Ao anoitecer, ouviu passos se aproximando, e a cena que viveu foi humilhante. Nos pés do seu dono estava a Cinza, ostentando sua grife. Parou em frente e a olhou de cima a baixo, com desprezo. Em seguida, o dono a deixou no armário e seguiu com a Cinza para o passeio noturno.
Preta entendeu o recado. O dono escolhera a Cinza para as noites de lazer. A ela caberia, de agora em diante, somente os servicinhos sujos de molhar o jardim e outras tarefas caseiras... Pela primeira vez, Preta sentiu-se velha, e pensou que em breve seria jogada no lixo. Foi uma noite de pesadelos. Viu-se transportada no caminhão do lixo... e esmagada, junto com porcarias de todo tipo... “Ah, meu Deus, prefiro ser queimada!”
Lá pela madrugada, acordou com a porta do armário sendo aberta, e a Cinza, esplendorosa, foi colocada ao seu lado.
“Não se preocupe, querida”, disse, naquele costumeiro tom de desdém – “Você vai ser aproveitada, não vai para o lixo, não. Eu fiz questão de ser usada só para sair, não quero me desgastar à toa... Os trabalhinhos caseiros continuam com você, querida.”
Preta sentiu um certo alívio, porém misturado com muita indignação, ao ver seu dono se curvar assim às vontades de “uma novata, metida a chique”. Sabia que ele não era de seguir modismos, e que alguma coisa estranha acontecera...

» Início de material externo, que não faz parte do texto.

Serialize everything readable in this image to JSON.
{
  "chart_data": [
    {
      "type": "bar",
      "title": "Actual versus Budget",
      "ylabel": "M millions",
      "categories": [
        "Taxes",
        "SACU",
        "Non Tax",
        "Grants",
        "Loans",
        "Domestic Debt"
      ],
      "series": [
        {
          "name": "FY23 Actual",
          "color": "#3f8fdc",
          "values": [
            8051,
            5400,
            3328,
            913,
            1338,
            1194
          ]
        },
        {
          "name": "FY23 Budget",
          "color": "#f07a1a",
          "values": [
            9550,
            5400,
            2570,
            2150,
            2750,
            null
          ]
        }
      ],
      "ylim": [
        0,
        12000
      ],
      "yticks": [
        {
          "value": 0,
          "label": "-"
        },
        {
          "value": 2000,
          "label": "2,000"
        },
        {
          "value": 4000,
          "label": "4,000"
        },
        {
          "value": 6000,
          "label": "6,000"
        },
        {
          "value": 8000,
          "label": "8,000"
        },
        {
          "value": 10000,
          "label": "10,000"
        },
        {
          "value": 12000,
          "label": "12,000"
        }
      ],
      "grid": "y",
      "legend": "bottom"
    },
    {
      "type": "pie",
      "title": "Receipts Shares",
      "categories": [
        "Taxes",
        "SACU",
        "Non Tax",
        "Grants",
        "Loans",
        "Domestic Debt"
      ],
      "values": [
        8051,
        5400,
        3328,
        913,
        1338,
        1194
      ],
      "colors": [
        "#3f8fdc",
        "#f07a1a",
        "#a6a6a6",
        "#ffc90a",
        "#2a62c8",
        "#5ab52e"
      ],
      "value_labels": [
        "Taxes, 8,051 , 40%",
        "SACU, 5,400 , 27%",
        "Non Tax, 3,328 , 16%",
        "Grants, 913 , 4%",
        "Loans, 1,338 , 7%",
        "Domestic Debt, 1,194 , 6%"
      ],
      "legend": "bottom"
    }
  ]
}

O que aconteceu foi explicado pelo tênis Branco, na noite seguinte. Os dois se conheciam, mas viam-se muito pouco e nunca haviam conversado. Era bem raro o dono calçar tênis, eles geralmente saíam da toca só no inverno. Mas, nessa tarde, o dono resolveu usar o tênis Branco e, na volta, o deixou bem ao lado da Preta.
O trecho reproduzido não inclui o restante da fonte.